After 116 days of a lockout that threatened to cancel the season of arguably America’s favorite sport, the NFL owners and players seem to be close to a new collective bargaining agreement that will allow the season to start on time with no games missed.
Many believe that a new deal will be ratified at the owners’ meeting July 21 in Atlanta, giving the league enough time for free agent and rookie signings and for training camps to open on time.
The two sides have the basic framework on a deal completed, with the players expected to receive between 46.5 percent and 48 percent of the league’s total revenue.
The main sticking point now pertains to the rookie wage scale. Both sides have agreed to cut first-round compensation almost in half, with the owners proposing the top pick receive a five-year deal worth between $34 and $36 million, with the rest of the first round falling into a slotting system. In 2010, top pick Sam Bradford signed a six-year, $78-million dollar deal with $50 million guaranteed.
Players selected in rounds two through seven would receive four-year deals. The NFLPA would prefer that the fifth year be eliminated or become a team option that becomes fully guaranteed once exercised in the top 10 salaries for that position in the league. The owners would prefer that the fifth year be worth a fixed amount of around $4 million.
Much of the owner’s proposal seems to be focused on eliminating the player agent’s role in negotiating that fifth year with the individual teams.
It is encouraging that the two sides have continued negotiations, despite the 2-1 ruling by the 8th Circuit Court of Appeals late last week that the lockout was indeed legal and lifting the lower court injunction that temporarily stopped the lockout back in April.
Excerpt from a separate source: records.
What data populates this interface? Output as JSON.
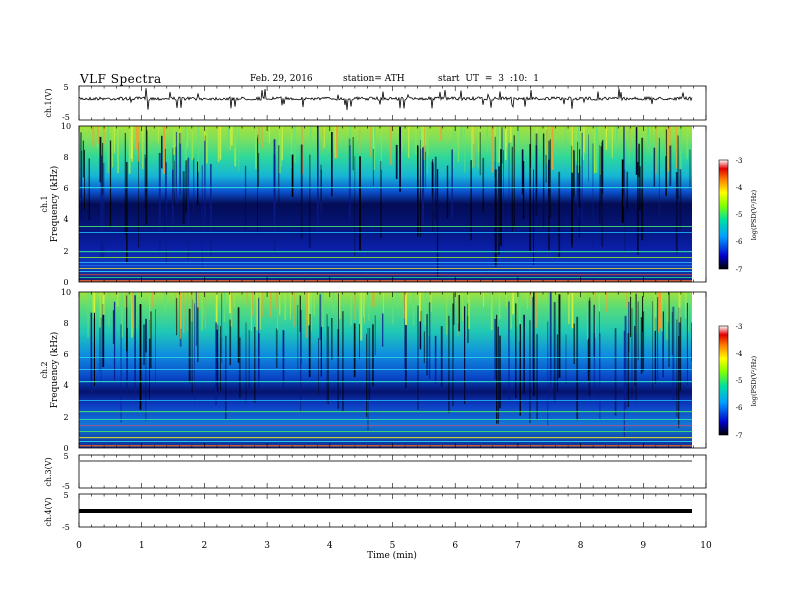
{
  "header": {
    "title": "VLF  Spectra",
    "date": "Feb. 29, 2016",
    "station": "station= ATH",
    "start": "start  UT =  3 :10: 1"
  },
  "panels": {
    "ch1": {
      "ylabel": "ch.1(V)",
      "ticks": [
        "5",
        "-5"
      ]
    },
    "spec1": {
      "ylabel_top": "ch.1",
      "ylabel": "Frequency  (kHz)",
      "ticks": [
        "0",
        "2",
        "4",
        "6",
        "8",
        "10"
      ]
    },
    "spec2": {
      "ylabel_top": "ch.2",
      "ylabel": "Frequency  (kHz)",
      "ticks": [
        "0",
        "2",
        "4",
        "6",
        "8",
        "10"
      ]
    },
    "ch3": {
      "ylabel": "ch.3(V)",
      "ticks": [
        "5",
        "-5"
      ]
    },
    "ch4": {
      "ylabel": "ch.4(V)",
      "ticks": [
        "5",
        "-5"
      ]
    }
  },
  "xaxis": {
    "label": "Time  (min)",
    "ticks": [
      "0",
      "1",
      "2",
      "3",
      "4",
      "5",
      "6",
      "7",
      "8",
      "9",
      "10"
    ]
  },
  "colorbar": {
    "label": "log(PSD(V²/Hz)",
    "ticks": [
      "-3",
      "-4",
      "-5",
      "-6",
      "-7"
    ]
  },
  "chart_data": [
    {
      "type": "line",
      "title": "ch.1(V)",
      "xlabel": "Time  (min)",
      "ylabel": "ch.1(V)",
      "xlim": [
        0,
        10
      ],
      "ylim": [
        -5,
        5
      ],
      "series": [
        {
          "x": [
            0,
            9.8
          ],
          "values": [
            1.3,
            1.3
          ]
        }
      ]
    },
    {
      "type": "heatmap",
      "ylabel": "Frequency  (kHz)",
      "xlabel": "Time  (min)",
      "xlim": [
        0,
        10
      ],
      "ylim": [
        0,
        10
      ],
      "colorbar": {
        "label": "log(PSD(V²/Hz)",
        "range": [
          -7,
          -3
        ]
      }
    },
    {
      "type": "heatmap",
      "ylabel": "Frequency  (kHz)",
      "xlabel": "Time  (min)",
      "xlim": [
        0,
        10
      ],
      "ylim": [
        0,
        10
      ],
      "colorbar": {
        "label": "log(PSD(V²/Hz)",
        "range": [
          -7,
          -3
        ]
      }
    },
    {
      "type": "line",
      "ylabel": "ch.3(V)",
      "xlim": [
        0,
        10
      ],
      "ylim": [
        -5,
        5
      ],
      "series": [
        {
          "x": [
            0,
            9.8
          ],
          "values": [
            3.0,
            3.0
          ]
        }
      ]
    },
    {
      "type": "line",
      "ylabel": "ch.4(V)",
      "xlim": [
        0,
        10
      ],
      "ylim": [
        -5,
        5
      ],
      "series": [
        {
          "x": [
            0,
            9.8
          ],
          "values": [
            0.0,
            0.0
          ]
        }
      ]
    }
  ],
  "colors": {
    "colormap": [
      "#000000",
      "#0000cc",
      "#00a0ff",
      "#00e0a0",
      "#80ff00",
      "#ffff00",
      "#ff8000",
      "#e00000",
      "#ffffff"
    ]
  }
}
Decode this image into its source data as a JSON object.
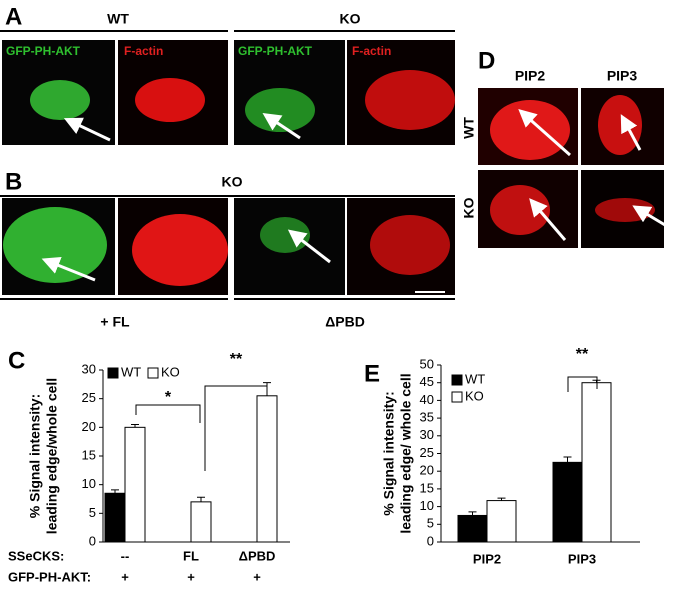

In their shocking decision, the two justices ruled that American law prohibits the use of injunctions against lockouts in labor disputes. The dissenting judge noted that three other circuits had ruled entirely opposite to their decision.
The owners could have taken this added leverage to really force the players to accept a deal they wouldn’t like, but instead the two parties released a statement that the ruling would not affect the current negotiations between the two sides. However, if there is a breakdown over the next week, the ruling could prove fatal, as the owners can continue to lock the players out until they come to a deal entirely in their favor.
If a deal is indeed done by July 21, then a mad scramble will take place amongst the 32 teams and the players. To prepare for the melee of free-agent signings, rookie signings, and undrafted rookie signings, the league is preparing a document known as “The Transition Rules.” These rules will dictate the time periods and deadlines for when everyone must be signed and when training camps will begin.
A process that usually is done over the entire summer will now be squeezed into two weeks, as most teams start training camp at the end of July, with the regular season set to start on September 11, the 10-year anniversary of the World Trade Center and Pentagon terrorist attacks.